It does not work for me. The colorjitter still performs different for multiple images. why?

weihaosky commented 4 years ago

Figured it out. Another random seed also needs to be set.

random.seed(RANDOM_SEED)
torch.manual_seed(RANDOM_SEED)
nik-hil commented 4 years ago

I find this helpful in image segmentation,

https://github.com/albu/albumentations/blob/master/notebooks/example_kaggle_salt.ipynb

SebastienEske commented 4 years ago

Hello, I would really think that if each transform had its own RNG object, we could provide it with a seed and that would solve the problem. Something along the lines of

class mytrandomransform():
    def __init__(self, seed=None):
        self.rng = CMWC() #or any other RNG object
        if seed!=None:
            self.rng.seed(seed)
    def run(self):
        return self.rng.random()
a = mytrans(2)
b = mytrans(2)

Here is a more complete code example And this is a fully backward compatible change since we only add one optional parameter when creating the transform.

ginobilinie commented 4 years ago

I gave it a shot on implementing some generic random transform that could be applied so several inputs (even for example images + bounding boxes). An example implementation can be found here. Here are the main ideas:

  • Allow to pass an arbitrarily nested tuple of inputs (can be image, labels, bboxes, masks, etc), and the Compose transform can accept the tuple instead of individual elements
  • The sequence of transforms should be a list as before, but if an entry is a list, then it is applied to the corresponding instance of the tuple of inputs, and if it's not, then it's applied to all the elements at the same time.
  • Every random transform should consist of 2 classes: a random generator, that generates the elements during the function call, and the transform itself, that can accept the generator object and uses the random parameters generated from it. It can thus allow the same transformation to be applied to different inputs by reusing the same implementation, and it's not needed to implement say RandomCrop2Images etc.
  • It's backward compatible with previous transforms.

It's a bit rough (and maybe a bit too complicated), but it could handle the cases we have mentioned in this thread. Yes, the main issue is if you use transforms.compose, then the call function of your transform operation can only take two positional arguments, one is self, another can be a tuple, for example, (img, gt). But it seems it can accept more than 1 returns.

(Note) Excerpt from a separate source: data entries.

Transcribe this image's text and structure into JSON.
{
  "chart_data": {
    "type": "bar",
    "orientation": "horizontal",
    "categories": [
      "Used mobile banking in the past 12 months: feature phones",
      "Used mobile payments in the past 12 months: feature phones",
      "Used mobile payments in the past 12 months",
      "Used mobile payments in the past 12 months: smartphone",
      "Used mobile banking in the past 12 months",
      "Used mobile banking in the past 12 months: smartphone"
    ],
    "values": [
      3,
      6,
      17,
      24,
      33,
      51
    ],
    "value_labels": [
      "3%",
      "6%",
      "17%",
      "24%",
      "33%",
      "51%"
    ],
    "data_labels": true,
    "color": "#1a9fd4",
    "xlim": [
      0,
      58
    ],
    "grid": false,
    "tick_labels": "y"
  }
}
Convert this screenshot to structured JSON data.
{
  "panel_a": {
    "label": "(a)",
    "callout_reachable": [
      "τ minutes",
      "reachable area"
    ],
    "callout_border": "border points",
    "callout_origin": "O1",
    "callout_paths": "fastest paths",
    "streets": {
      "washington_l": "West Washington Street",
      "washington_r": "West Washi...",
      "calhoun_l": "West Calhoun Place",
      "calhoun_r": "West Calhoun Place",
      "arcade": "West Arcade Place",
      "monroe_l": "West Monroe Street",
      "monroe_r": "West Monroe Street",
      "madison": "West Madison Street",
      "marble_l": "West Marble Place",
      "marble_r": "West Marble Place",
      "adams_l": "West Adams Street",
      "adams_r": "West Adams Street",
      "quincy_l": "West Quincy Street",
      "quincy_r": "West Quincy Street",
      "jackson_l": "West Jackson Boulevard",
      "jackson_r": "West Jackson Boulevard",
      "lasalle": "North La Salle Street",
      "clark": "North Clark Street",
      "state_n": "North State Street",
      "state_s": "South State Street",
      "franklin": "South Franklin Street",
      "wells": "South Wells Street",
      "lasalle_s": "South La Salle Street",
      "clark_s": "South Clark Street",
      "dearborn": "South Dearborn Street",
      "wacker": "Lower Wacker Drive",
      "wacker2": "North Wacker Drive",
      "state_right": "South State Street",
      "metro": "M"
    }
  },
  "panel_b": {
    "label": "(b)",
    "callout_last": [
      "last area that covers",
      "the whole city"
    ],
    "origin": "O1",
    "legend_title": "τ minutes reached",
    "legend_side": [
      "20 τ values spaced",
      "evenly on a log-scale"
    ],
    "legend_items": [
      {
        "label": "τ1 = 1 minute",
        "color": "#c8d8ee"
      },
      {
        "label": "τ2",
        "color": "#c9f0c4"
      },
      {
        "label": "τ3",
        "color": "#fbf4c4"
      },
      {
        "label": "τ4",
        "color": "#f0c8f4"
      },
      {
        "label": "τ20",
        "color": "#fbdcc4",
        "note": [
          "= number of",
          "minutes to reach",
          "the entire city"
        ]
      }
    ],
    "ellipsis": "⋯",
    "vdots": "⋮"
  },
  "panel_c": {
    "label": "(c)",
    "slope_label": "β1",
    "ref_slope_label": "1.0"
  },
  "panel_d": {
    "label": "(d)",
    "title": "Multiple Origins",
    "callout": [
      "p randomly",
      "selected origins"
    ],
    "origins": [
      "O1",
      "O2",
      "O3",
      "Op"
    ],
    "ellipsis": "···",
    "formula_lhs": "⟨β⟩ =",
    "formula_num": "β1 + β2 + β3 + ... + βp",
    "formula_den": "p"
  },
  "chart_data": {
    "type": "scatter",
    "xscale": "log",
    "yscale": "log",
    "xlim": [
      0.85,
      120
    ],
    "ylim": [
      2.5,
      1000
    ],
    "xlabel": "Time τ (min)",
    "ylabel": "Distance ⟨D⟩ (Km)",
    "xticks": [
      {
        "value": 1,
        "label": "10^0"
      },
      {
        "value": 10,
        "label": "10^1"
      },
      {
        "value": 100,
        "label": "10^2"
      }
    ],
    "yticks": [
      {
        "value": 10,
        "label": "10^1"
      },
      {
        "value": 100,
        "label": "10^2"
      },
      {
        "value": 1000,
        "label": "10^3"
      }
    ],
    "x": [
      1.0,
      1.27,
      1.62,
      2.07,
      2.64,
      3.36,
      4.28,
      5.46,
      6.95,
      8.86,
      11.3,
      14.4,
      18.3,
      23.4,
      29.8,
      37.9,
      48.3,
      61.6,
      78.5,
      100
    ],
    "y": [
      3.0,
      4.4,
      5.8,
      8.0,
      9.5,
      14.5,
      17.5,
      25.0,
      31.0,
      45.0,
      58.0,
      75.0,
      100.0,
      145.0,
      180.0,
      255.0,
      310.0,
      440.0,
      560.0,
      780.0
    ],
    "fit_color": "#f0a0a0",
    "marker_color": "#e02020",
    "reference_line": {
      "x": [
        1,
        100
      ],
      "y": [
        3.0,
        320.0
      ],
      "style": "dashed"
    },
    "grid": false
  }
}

LucaMarconato commented 3 years ago

Another possibility without having to change the seed it to save and load the state. In this example I transform both the origin and the target applying the same instance of a random transformation. For me the only seed making a change was the torch seed, not the random one or the numpy one.

t = transforms.RandomRotation(degrees=360)
state = torch.get_rng_state()
x = t(x)
torch.set_rng_state(state)
y = t(y)
MarioGalindoQ commented 2 years ago

I think I have a simple solution: If the images are concatenated, the transformations are applied to all of them identically:

import torch
import torchvision.transforms as T

# Create two fake images (identical for test purposes):
image = torch.randn((3, 128, 128))
target = image.clone()

# This is the trick (concatenate the images):
both_images = torch.cat((image.unsqueeze(0), target.unsqueeze(0)),0)

# Apply the transformations to both images simultaneously:
transformed_images = T.RandomRotation(180)(both_images)

# Get the transformed images:
image_trans = transformed_images[0]
target_trans = transformed_images[1]

# Compare the transformed images:
torch.all(image_trans == target_trans).item()

>> True